Yesterday, authorities exhumed the body of Father A. Joseph Maskell, dead 16 years, to obtain his DNA and test it against evidence found in Cesnik’s case.
“Maskell was a player in this scenario that we needed to take a look at so,” Elise Armacost of the Baltimore County Police told WJZ. “This was a step that we needed to take.”
Maskell’s brother was a city cop, and Father Maskell was friends with a lot of other cops. One of the sexual abuse allegations was that Maskell forced students to have sex with a cop.
On May 19, Netflix premieres a seven-part documentary about murder of Cesnik called “The Keepers.”
Below is a reprint of City Paper’s 2005 piece detailing Cesnik’s murder, the alleged abuse—and the murder, just a few weeks after Cesnik disappeared, of another woman who might have known something about the sexual abuse. (Edward Ericson Jr.)
The old man sat on a metal folding chair in his Essex garage. His big right hand reached out to a wooden table, to a faded police autopsy photo lying there.
“Do you see that hole in the back of her skull?” asked Louis George “Bud” Roemer, a retired homicide detective formerly with the Baltimore County Police Department.
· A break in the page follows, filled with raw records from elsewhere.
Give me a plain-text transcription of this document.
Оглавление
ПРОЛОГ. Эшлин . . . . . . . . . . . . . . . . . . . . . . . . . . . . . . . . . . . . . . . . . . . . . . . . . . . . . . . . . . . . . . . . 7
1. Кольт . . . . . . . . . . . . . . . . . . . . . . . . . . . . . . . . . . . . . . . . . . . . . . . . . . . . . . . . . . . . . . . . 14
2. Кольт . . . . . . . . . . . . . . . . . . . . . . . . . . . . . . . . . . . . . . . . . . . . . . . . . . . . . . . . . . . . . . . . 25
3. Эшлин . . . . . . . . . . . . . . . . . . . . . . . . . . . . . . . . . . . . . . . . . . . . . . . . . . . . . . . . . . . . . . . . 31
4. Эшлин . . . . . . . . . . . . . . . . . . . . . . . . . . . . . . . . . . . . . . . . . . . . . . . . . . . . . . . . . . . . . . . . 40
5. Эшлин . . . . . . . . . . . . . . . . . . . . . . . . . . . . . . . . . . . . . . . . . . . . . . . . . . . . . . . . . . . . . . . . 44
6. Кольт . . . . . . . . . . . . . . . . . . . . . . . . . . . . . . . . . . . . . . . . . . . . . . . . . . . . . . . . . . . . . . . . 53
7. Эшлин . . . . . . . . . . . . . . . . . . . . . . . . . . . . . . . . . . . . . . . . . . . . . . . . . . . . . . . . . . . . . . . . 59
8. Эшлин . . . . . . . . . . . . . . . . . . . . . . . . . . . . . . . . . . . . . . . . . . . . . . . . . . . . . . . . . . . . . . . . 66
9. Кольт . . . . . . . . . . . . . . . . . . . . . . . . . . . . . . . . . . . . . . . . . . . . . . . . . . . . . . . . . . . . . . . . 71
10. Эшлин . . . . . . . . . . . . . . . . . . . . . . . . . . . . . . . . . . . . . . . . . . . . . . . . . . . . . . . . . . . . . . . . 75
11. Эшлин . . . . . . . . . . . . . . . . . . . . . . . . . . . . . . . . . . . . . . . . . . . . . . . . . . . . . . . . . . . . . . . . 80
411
Wrinkled and white-haired, he pointed to one side of the yellowing photograph he had dug out of a box of files. “That hole is perfectly round, and about the size of a quarter.
“I’ve studied that photo over and over again, trying to imagine how she might have died,” he said. “A hole like that—it looks to me like it could’ve been made with a ball-peen hammer.”
He paused for a moment, as he recalled the still unsolved murder of Sister Catherine Ann Cesnik, whose body was discovered 35 years ago this month.
“It might have been a hammer,” Roemer continued. “Or maybe a tire iron. Or maybe it was a priest’s ring—one of those heavy gold rings a lot of Catholic priests wear. A priest’s ring would make a hole like that, if he hit her hard enough.”